Uma médium de grande repercussão nacional, conhecida como Maira Rocha, tornou-se centro de denúncias graves, acusada de usar redes sociais para forjar cartas psicografadas durante atendimentos espirituais. O esquema veio à tona após relatos detalhados de ex-colaboradores e frequentadores que identificaram a coleta prévia de dados pessoais das vítimas na internet.
As acusações apontam que a investigação prévia em perfis públicos permitia a criação de mensagens com detalhes intimistas e nomes específicos. O objetivo era conferir veracidade superficial às sessões e validar a suposta comunicação com o plano espiritual.
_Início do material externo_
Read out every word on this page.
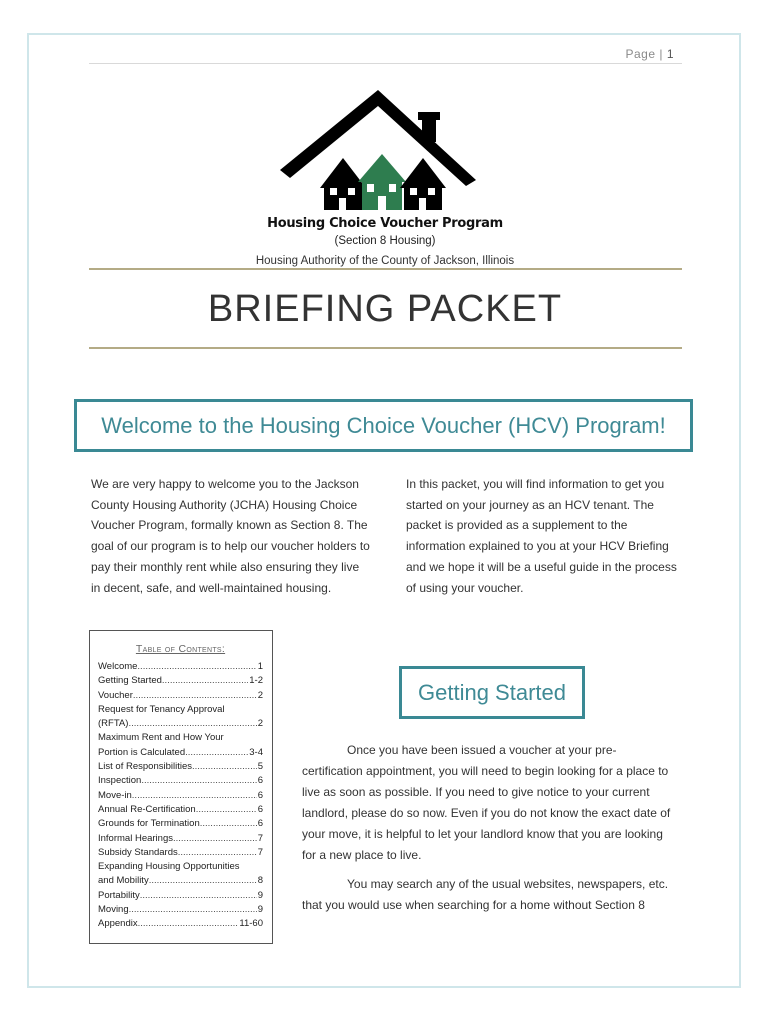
Page | 1
Housing Choice Voucher Program
(Section 8 Housing)
Housing Authority of the County of Jackson, Illinois
BRIEFING PACKET
Welcome to the Housing Choice Voucher (HCV) Program!
We are very happy to welcome you to the Jackson County Housing Authority (JCHA) Housing Choice Voucher Program, formally known as Section 8. The goal of our program is to help our voucher holders to pay their monthly rent while also ensuring they live in decent, safe, and well-maintained housing.
In this packet, you will find information to get you started on your journey as an HCV tenant. The packet is provided as a supplement to the information explained to you at your HCV Briefing and we hope it will be a useful guide in the process of using your voucher.
Table of Contents:
Welcome .....	1
Getting Started .....	1-2
Voucher .....	2
Request for Tenancy Approval
(RFTA) .....	2
Maximum Rent and How Your
Portion is Calculated .....	3-4
List of Responsibilities .....	5
Inspection .....	6
Move-in .....	6
Annual Re-Certification .....	6
Grounds for Termination .....	6
Informal Hearings .....	7
Subsidy Standards .....	7
Expanding Housing Opportunities
and Mobility .....	8
Portability .....	9
Moving .....	9
Appendix .....	11-60
Getting Started

Once you have been issued a voucher at your pre-certification appointment, you will need to begin looking for a place to live as soon as possible. If you need to give notice to your current landlord, please do so now. Even if you do not know the exact date of your move, it is helpful to let your landlord know that you are looking for a new place to live.

You may search any of the usual websites, newspapers, etc. that you would use when searching for a home without Section 8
Estratégias digitais para simular contatos do além
De acordo com relatos recolhidos, voluntários do próprio centro e assessores eram instruídos a monitorar as redes sociais dos frequentadores antes e durante os eventos. Informações como apelidos de infância, causas de morte e saudades específicas eram catalogadas e repassadas à religiosa.
Com esse mapeamento em mãos, as mensagens lidas publicamente causavam forte comoção emocional. A prática de utilizar a tecnologia para induzir o transe artificial gerou revolta entre famílias que buscavam conforto para o luto e acabaram expostas à manipulação.
Como identificar se uma carta psicografada pode ser falsa?
A identificação de fraudes em psicografias exige atenção à procedência e ao padrão das informações apresentadas. Cartas genuínas, segundo doutrinadores do meio, focam em consolos morais e ensinamentos universais, sem a necessidade de exposição excessiva de dados que estejam facilmente acessíveis em buscas do Google ou perfis do Instagram.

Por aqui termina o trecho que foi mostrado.